HN Reader

NewTopBestAskShowJob
Show HN: 5MB Rust binary that runs HuggingFace models (no Python)
score icon2
comment icon2
17 hours agoby MKuykendall
Hi HN! I built Shimmy, a lightweight AI inference server that can now load HuggingFace SafeTensors models directly without any Python dependencies.

  The core problem: I wanted to run HuggingFace models locally but didn't want the heavyweight Python ML stack. Most solutions require Python + PyTorch + transformers libraries, which can be 2GB+ just for
   dependencies.

  What's new in v1.2.0:
  • Native SafeTensors support - loads .safetensors files directly in Rust
  • 2x faster model loading compared to traditional formats
  • Zero Python dependencies - pure Rust implementation
  • Still just a 5MB binary (vs 50MB+ alternatives like Ollama)
  • Full OpenAI API compatibility for drop-in replacement

  Technical details:
  - Built with native SafeTensors parsing (not Python bindings)
  - Memory-efficient tensor loading with bounds checking
  - Tested up to 100MB+ models with sub-second loading
  - Cross-platform: Windows, macOS (Intel/ARM), Linux
  - Supports mixed model formats (GGUF + SafeTensors)
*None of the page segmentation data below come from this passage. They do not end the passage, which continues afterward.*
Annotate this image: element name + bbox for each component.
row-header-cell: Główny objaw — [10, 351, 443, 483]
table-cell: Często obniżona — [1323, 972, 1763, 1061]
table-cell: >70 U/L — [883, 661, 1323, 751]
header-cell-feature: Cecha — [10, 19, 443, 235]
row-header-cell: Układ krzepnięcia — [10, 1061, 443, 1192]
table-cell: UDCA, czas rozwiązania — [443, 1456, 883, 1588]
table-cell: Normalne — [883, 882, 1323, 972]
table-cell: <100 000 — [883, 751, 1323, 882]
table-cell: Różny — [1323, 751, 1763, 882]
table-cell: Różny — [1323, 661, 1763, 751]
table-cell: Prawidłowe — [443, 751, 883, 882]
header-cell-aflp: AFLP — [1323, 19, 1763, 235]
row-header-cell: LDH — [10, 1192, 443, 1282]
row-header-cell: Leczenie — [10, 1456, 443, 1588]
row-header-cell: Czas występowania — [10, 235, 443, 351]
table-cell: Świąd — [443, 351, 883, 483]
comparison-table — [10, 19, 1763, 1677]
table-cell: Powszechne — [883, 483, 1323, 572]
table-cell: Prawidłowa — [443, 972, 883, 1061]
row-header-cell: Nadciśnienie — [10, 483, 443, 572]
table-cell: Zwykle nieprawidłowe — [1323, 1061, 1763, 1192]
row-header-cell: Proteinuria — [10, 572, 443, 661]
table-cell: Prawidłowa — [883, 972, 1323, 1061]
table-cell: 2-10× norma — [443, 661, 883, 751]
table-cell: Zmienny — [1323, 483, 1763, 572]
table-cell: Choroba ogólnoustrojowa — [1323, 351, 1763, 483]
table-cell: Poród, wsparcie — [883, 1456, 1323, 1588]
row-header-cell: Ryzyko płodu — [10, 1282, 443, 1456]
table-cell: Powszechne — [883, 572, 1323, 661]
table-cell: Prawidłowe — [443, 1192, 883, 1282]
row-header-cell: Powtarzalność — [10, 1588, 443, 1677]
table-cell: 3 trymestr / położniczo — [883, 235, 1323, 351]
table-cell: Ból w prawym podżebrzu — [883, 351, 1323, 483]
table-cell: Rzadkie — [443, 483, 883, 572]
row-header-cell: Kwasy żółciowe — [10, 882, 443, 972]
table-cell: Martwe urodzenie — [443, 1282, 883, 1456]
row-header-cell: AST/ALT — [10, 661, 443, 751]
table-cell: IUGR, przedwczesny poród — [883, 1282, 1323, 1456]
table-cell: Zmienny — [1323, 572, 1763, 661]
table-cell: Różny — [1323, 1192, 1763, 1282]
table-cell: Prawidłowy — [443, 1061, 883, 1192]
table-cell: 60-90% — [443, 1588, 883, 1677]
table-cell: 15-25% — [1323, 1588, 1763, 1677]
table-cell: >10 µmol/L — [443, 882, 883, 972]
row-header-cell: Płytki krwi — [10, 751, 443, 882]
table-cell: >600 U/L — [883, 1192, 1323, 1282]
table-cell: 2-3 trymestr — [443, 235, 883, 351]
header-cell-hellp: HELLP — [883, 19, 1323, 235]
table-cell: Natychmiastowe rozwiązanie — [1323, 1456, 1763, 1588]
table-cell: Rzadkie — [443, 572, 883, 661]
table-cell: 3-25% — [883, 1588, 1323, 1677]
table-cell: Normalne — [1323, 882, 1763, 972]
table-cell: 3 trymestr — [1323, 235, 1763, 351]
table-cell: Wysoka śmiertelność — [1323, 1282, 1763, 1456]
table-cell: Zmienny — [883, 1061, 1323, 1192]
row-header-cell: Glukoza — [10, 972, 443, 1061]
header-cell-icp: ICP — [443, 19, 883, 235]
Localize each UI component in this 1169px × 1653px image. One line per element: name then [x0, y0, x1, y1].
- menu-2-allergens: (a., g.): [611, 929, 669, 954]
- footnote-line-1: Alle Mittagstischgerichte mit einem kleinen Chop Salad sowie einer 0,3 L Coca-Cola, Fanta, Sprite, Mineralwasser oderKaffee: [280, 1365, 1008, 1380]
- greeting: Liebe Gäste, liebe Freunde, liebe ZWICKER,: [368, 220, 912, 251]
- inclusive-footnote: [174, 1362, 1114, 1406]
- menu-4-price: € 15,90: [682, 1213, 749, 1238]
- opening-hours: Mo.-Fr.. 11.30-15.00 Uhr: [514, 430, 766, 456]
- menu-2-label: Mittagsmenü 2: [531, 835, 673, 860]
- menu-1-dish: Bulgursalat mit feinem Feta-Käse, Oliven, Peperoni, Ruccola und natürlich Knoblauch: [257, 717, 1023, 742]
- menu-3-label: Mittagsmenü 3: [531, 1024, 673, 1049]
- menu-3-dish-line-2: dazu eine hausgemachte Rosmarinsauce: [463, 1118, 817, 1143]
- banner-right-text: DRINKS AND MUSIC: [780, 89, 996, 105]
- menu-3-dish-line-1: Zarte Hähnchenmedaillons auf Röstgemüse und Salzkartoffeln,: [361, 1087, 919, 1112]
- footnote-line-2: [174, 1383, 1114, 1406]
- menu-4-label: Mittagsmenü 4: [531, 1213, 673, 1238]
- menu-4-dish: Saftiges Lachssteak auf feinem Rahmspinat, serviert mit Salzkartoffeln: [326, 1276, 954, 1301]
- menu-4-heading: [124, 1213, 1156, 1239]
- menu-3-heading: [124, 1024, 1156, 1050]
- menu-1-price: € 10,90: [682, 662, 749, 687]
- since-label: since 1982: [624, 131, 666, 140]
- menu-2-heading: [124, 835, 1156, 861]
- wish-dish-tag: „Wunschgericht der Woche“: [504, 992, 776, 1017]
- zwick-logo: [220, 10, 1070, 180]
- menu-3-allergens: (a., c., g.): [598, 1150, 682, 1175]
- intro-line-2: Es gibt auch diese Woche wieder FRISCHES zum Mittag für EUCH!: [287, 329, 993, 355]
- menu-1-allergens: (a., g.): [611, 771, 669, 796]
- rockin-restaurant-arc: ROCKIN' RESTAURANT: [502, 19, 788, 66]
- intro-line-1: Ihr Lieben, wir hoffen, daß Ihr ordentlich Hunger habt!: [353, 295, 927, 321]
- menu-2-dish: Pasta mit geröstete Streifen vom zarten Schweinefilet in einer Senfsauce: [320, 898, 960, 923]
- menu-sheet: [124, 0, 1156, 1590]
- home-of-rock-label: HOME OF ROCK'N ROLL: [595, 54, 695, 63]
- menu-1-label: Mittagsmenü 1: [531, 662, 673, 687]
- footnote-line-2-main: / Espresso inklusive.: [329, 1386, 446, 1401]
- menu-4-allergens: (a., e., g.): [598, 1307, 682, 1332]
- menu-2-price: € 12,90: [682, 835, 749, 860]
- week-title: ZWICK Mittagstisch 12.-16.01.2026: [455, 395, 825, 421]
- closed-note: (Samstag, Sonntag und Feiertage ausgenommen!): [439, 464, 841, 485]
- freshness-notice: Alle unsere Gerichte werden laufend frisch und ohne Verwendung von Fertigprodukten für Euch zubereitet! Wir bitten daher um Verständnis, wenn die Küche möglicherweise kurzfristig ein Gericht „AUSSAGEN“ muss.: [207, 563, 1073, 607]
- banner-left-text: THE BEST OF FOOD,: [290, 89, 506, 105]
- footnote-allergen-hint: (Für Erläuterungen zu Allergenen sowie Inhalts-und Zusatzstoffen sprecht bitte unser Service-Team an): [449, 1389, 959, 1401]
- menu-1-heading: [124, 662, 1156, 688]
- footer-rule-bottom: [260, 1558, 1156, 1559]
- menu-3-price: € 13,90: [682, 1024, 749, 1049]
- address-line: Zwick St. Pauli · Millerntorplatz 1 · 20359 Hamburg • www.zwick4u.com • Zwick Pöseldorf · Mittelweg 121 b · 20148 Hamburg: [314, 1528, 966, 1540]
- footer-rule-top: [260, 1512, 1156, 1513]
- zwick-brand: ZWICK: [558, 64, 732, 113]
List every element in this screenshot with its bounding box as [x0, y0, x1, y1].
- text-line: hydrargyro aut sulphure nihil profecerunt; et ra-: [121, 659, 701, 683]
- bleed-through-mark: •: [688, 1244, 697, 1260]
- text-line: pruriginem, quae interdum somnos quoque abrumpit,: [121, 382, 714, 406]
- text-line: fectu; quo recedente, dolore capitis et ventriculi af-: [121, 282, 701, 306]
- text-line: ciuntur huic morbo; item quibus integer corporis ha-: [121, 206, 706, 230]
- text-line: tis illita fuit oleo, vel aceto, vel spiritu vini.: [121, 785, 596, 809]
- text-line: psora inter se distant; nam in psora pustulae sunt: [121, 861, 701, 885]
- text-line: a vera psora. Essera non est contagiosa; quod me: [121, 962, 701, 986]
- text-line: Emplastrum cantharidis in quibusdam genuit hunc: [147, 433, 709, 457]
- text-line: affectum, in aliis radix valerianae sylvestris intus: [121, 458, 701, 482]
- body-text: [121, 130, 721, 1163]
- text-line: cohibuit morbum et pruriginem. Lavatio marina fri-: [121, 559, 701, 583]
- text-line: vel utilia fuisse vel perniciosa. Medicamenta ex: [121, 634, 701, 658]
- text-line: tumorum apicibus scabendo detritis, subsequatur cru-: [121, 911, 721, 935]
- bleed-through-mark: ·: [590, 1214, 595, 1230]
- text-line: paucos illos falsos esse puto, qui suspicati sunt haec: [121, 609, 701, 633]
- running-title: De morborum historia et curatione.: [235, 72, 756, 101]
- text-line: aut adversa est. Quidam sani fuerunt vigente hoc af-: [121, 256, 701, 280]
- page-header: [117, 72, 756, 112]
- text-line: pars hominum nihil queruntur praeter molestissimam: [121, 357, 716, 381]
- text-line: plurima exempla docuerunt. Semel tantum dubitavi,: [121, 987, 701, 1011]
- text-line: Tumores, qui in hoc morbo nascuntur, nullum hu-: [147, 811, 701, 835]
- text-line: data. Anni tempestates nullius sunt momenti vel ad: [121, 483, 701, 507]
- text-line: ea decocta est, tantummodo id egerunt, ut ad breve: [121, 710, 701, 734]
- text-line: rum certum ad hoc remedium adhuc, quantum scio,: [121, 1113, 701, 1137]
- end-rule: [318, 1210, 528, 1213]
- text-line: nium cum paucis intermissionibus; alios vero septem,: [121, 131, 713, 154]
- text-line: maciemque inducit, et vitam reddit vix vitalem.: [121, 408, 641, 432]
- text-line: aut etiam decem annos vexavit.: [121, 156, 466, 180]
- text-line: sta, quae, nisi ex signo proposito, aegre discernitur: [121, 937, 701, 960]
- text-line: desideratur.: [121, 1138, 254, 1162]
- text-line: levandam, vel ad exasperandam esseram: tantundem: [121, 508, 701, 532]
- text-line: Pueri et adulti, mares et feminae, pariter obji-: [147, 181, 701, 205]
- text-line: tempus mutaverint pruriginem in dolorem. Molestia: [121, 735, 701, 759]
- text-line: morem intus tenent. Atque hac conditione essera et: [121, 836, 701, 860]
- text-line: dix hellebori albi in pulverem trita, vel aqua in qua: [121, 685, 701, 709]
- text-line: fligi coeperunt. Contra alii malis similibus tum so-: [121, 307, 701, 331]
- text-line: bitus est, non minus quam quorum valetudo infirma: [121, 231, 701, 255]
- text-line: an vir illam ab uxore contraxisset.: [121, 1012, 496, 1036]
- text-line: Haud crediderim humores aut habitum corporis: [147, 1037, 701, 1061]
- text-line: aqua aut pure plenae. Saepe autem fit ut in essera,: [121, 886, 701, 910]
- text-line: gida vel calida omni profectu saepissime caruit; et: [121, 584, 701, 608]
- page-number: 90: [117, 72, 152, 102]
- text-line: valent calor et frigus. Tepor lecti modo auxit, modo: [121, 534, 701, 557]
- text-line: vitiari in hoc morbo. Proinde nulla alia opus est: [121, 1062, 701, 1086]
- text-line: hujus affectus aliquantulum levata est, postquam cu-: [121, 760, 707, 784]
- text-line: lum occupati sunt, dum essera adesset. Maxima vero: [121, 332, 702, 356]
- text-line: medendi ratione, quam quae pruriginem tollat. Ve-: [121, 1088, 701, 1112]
  This bridges the gap between HuggingFace's model ecosystem and lightweight local deployment. You can now grab any SafeTensors model from HuggingFace and run it locally with just a single binary.

  GitHub: https://github.com/Michael-A-Kuykendall/shimmy
  Install: `cargo install shimmy`

  Happy to answer questions about the SafeTensors implementation or Rust AI inference in general!